According to Langer one thing that he has already discovered is that so strong is his team’s unity that he can pair any of his players together.

“I think I’m in a unique situation where I could play pretty much all of my guys. They respect each other. They can all play. There’s no real weakness amongst them. And all would love to play with each other,” said Langer.

“I don’t have a situation where three guys come up to me and say: ‘Oh, please don’t ever pair me with this guy because I can’t stand him,” he added.

Langer, along with his America counterpart Hal Sutton, will submit his pairings for Friday’s opening fourball matches on Thursday at 2.15 pm (ET).

“I have a lot of options and a lot of freedom to choose and decide who plays with whom and there might not be two many guys playing five matches. I might switch them around for fourball and foursomes. We’ll see as time gets closer,” said Langer.

On Tuesday he decided to let his players practice in three balls so that they could concentrate on getting used to playing the course and not worry about playing pairs.

“We have two more days if that’s necessary to get some of the guys together and try this or that. I don’t even think that is necessary, but there will be a few of them going out the next few days who might end up playing together on Friday or Saturday,” said the German.

Despite his many options Langer says he will rely on the obvious ways of determining who plays with whom.

He says: “I need to see who gets along with one another but everyone does. Next thing is how well they practice out there every day, who is in the zone already, who is hitting it perfect and who is not striking it so well.”

It is well known that the Europeans have been far more successful side when it comes to foursomes and fourball golf although Langer, like most, is not totally sure why.
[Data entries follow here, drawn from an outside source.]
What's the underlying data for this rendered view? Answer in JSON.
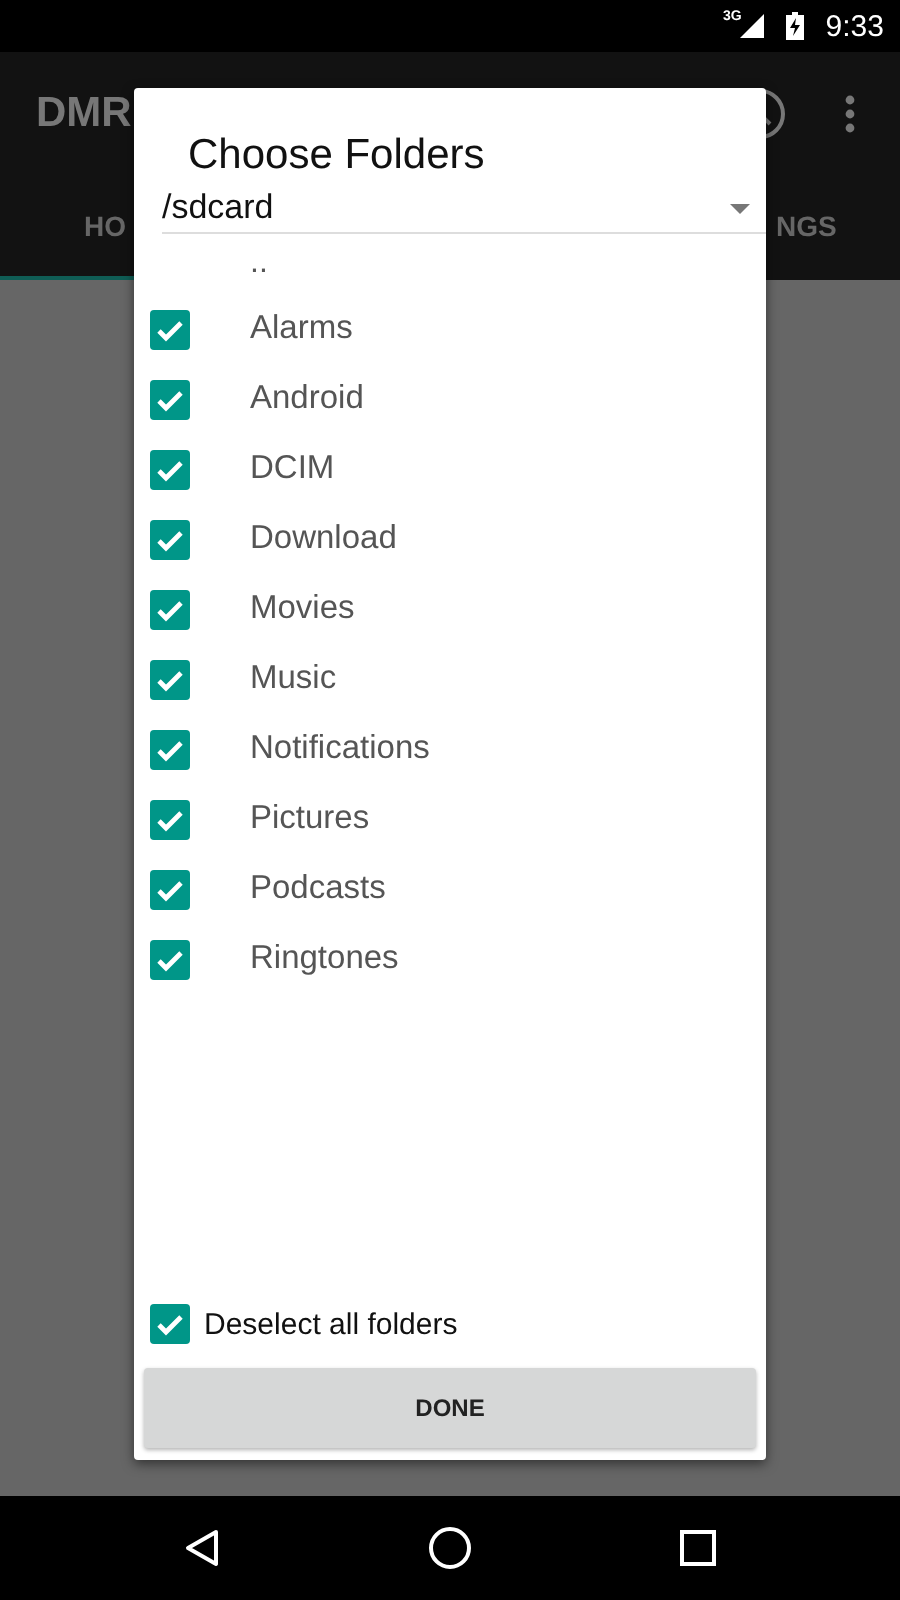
{
  "status_bar": {
    "network": "3G",
    "time": "9:33"
  },
  "app_bar": {
    "title": "DMR",
    "tabs": [
      {
        "label": "HO",
        "selected": true
      },
      {
        "label": "NGS",
        "selected": false
      }
    ]
  },
  "dialog": {
    "title": "Choose Folders",
    "path": "/sdcard",
    "items": [
      {
        "kind": "parent",
        "name": ".."
      },
      {
        "kind": "folder",
        "name": "Alarms",
        "checked": true
      },
      {
        "kind": "folder",
        "name": "Android",
        "checked": true
      },
      {
        "kind": "folder",
        "name": "DCIM",
        "checked": true
      },
      {
        "kind": "folder",
        "name": "Download",
        "checked": true
      },
      {
        "kind": "folder",
        "name": "Movies",
        "checked": true
      },
      {
        "kind": "folder",
        "name": "Music",
        "checked": true
      },
      {
        "kind": "folder",
        "name": "Notifications",
        "checked": true
      },
      {
        "kind": "folder",
        "name": "Pictures",
        "checked": true
      },
      {
        "kind": "folder",
        "name": "Podcasts",
        "checked": true
      },
      {
        "kind": "folder",
        "name": "Ringtones",
        "checked": true
      }
    ],
    "toggle_all": {
      "label": "Deselect all folders",
      "checked": true
    },
    "button": "DONE"
  }
}
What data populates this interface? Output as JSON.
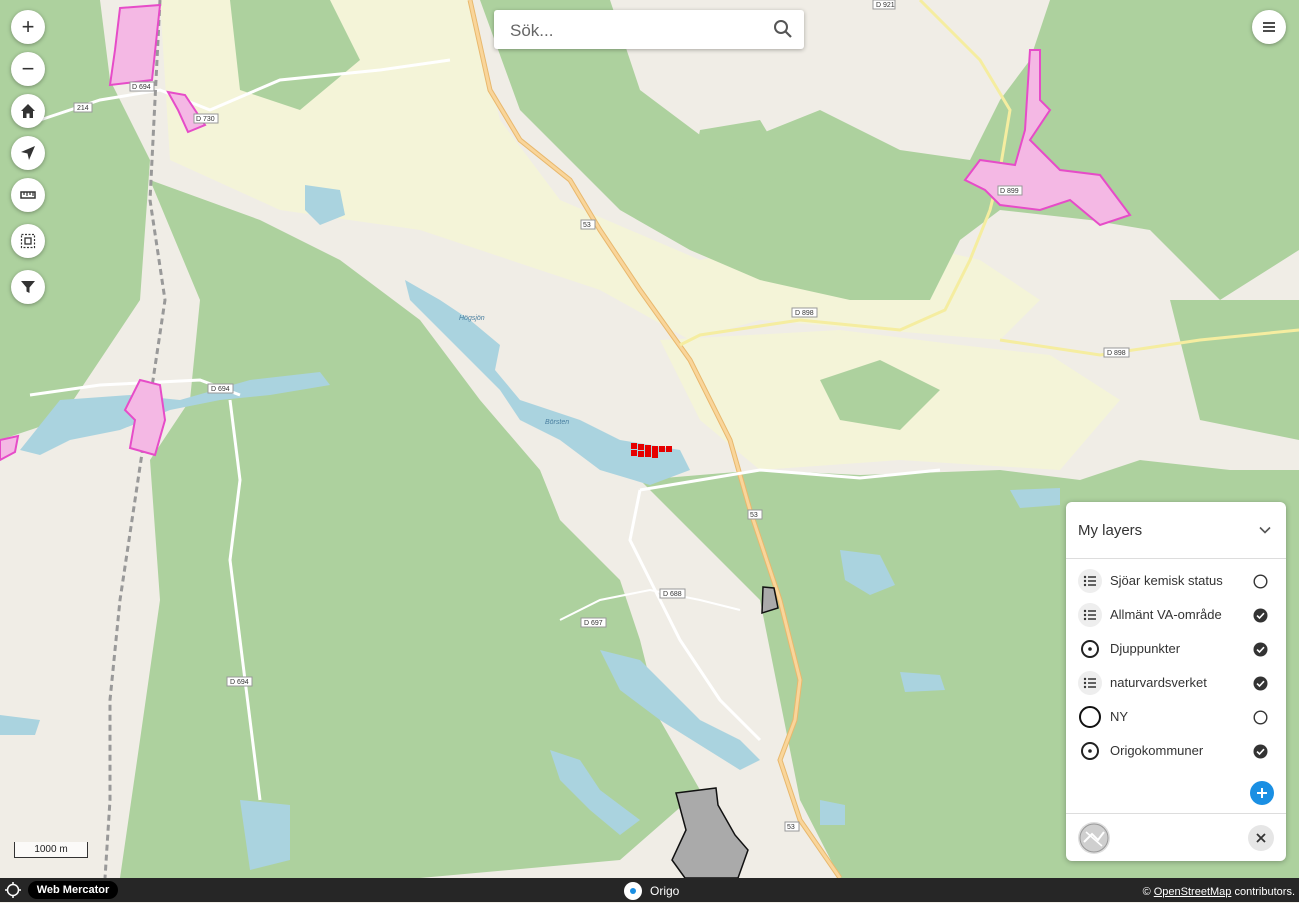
{
  "search": {
    "placeholder": "Sök..."
  },
  "map": {
    "labels": {
      "road_d921": "D 921",
      "road_214": "214",
      "road_d694_top": "D 694",
      "road_d730": "D 730",
      "road_53_a": "53",
      "road_d899": "D 899",
      "road_d898_a": "D 898",
      "road_d898_b": "D 898",
      "road_d694_mid": "D 694",
      "road_53_b": "53",
      "road_d688": "D 688",
      "road_d697": "D 697",
      "road_d694_low": "D 694",
      "road_53_c": "53",
      "lake_borsten": "Börsten",
      "lake_hogsjon": "Högsjön"
    }
  },
  "toolbar": {
    "zoom_in": "+",
    "zoom_out": "−"
  },
  "layers_panel": {
    "title": "My layers",
    "items": [
      {
        "label": "Sjöar kemisk status",
        "checked": false
      },
      {
        "label": "Allmänt VA-område",
        "checked": true
      },
      {
        "label": "Djuppunkter",
        "checked": true
      },
      {
        "label": "naturvardsverket",
        "checked": true
      },
      {
        "label": "NY",
        "checked": false
      },
      {
        "label": "Origokommuner",
        "checked": true
      }
    ]
  },
  "scale": {
    "label": "1000 m"
  },
  "footer": {
    "projection": "Web Mercator",
    "app_name": "Origo",
    "attribution_prefix": "©",
    "attribution_link": "OpenStreetMap",
    "attribution_suffix": "contributors."
  },
  "colors": {
    "accent": "#1a8fe3",
    "forest": "#a9d18e",
    "water": "#aad3df",
    "pink": "#e64cc8"
  }
}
“It’s a difficult one to explain. I really don’t know. At the bottom line it comes down to who makes a few putts more than the other team. That is really what it is. It’s often just one or two more shots. It’s been so close many, many times. I don’t know what happens in the US team. I only know what happens in our team room. We get along very well. The Ryder Cup is very important to us. We try extremely hard to get there and then obviously to win the trophy,” said Langer.